29.04.2015 - Bienvenue dans la 'Nouvelle Médiocrité' d'un monde qui croule sous la dette

Par Ambrose Evans-Pritchard, The Daily Telegraph, 22 avril 2015

La bande-annonce pour le forum des finances publiques du Fonds Monétaire International sur « l'économie de la dette » joue sur nos peurs avec la tension obsédante d'un film de Hitchcock. Une citation de Thomas Jefferson clignote sur l'écran en lettres rouge-sang : « Nous ne devons pas laisser nos dirigeants nous charger avec la dette perpétuelle ».

Nous apprenons que la dette publique des économies riches a chuté, passant de 214% du PIB à la fin de la Seconde Guerre mondiale à 29% en 1973, une époque bénie que nous avons laissée loin derrière nous.

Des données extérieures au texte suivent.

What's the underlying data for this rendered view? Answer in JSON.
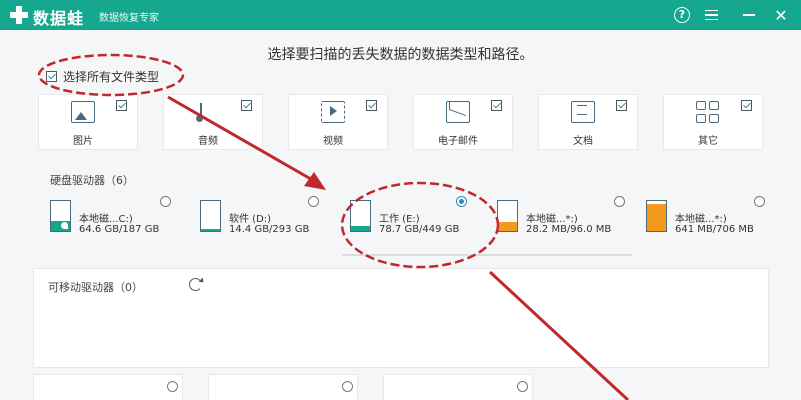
{
  "app": {
    "name": "数据蛙",
    "subtitle": "数据恢复专家"
  },
  "window_controls": [
    "help-icon",
    "menu-icon",
    "minimize-icon",
    "close-icon"
  ],
  "main": {
    "title": "选择要扫描的丢失数据的数据类型和路径。"
  },
  "select_all": {
    "label": "选择所有文件类型",
    "checked": true
  },
  "file_types": [
    {
      "label": "图片",
      "icon": "image-icon",
      "checked": true
    },
    {
      "label": "音频",
      "icon": "audio-icon",
      "checked": true
    },
    {
      "label": "视频",
      "icon": "video-icon",
      "checked": true
    },
    {
      "label": "电子邮件",
      "icon": "mail-icon",
      "checked": true
    },
    {
      "label": "文档",
      "icon": "document-icon",
      "checked": true
    },
    {
      "label": "其它",
      "icon": "other-icon",
      "checked": true
    }
  ],
  "hard_drives": {
    "header": "硬盘驱动器（6）",
    "items": [
      {
        "name": "本地磁...C:)",
        "size": "64.6 GB/187 GB",
        "selected": false,
        "fill_fraction": 0.35,
        "fill_color": "#15a88f"
      },
      {
        "name": "软件 (D:)",
        "size": "14.4 GB/293 GB",
        "selected": false,
        "fill_fraction": 0.05,
        "fill_color": "#15a88f"
      },
      {
        "name": "工作 (E:)",
        "size": "78.7 GB/449 GB",
        "selected": true,
        "fill_fraction": 0.18,
        "fill_color": "#15a88f"
      },
      {
        "name": "本地磁...*:)",
        "size": "28.2 MB/96.0 MB",
        "selected": false,
        "fill_fraction": 0.29,
        "fill_color": "#f39a1e"
      },
      {
        "name": "本地磁...*:)",
        "size": "641 MB/706 MB",
        "selected": false,
        "fill_fraction": 0.91,
        "fill_color": "#f39a1e"
      }
    ]
  },
  "removable": {
    "header": "可移动驱动器（0）"
  },
  "colors": {
    "brand": "#15a88f",
    "accent": "#2a8fbe",
    "annotation": "#c0282d",
    "warning": "#f39a1e"
  }
}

Depuis, le poids de la dette a grimpé à un rythme soutenu de 2% par an, s'accélérant dans une spirale ascendante pour atteindre 105% du PIB après le crash de Lehman. C'est comme si nous avions connu une autre guerre mondiale.

Le baby-boom et la forte croissance de la main-d'ouvre nous ont permis de sortir de la dette par le haut dans les années 50 et 60, sans même nous en apercevoir. Rien de tel ne semble à notre portée aujourd'hui.

Le rapport du FMI sur la Perspective économique mondiale décrit une planète prostrée prise au piège d'une croissance faible, alors que la population vieillit dans tout l'Hémisphère nord, et que la productivité connaît des ratés. Mais ce malaise n'est pas confiné à l'Ouest. Le taux de fécondité s'est effondré en Extrême Orient. La main-d'ouvre chinoise se réduit de 3 millions de personnes chaque année.

Ce rapport met en garde sur une « réduction persistante » du taux de croissance mondiale depuis la Grande Récession de 2008-2009, sans le moindre signe pour l'instant d'un retour à la normale. « Une croissance potentielle plus faible rendra plus difficile la réduction des ratios élevés des dettes publiques et privées», dit ce rapport.

Christine Lagarde, la directrice générale du FMI, appelle cela la « Nouvelle Médiocrité ». Le summum de l'élégance, comme toujours, apparemment inépuisable, tandis qu'une cour d'admirateurs se presse autour d'elle au siège du FMI à Washington. Lagarde a été à dure école pour comprendre que quelque chose est sacrément en panne dans le monde.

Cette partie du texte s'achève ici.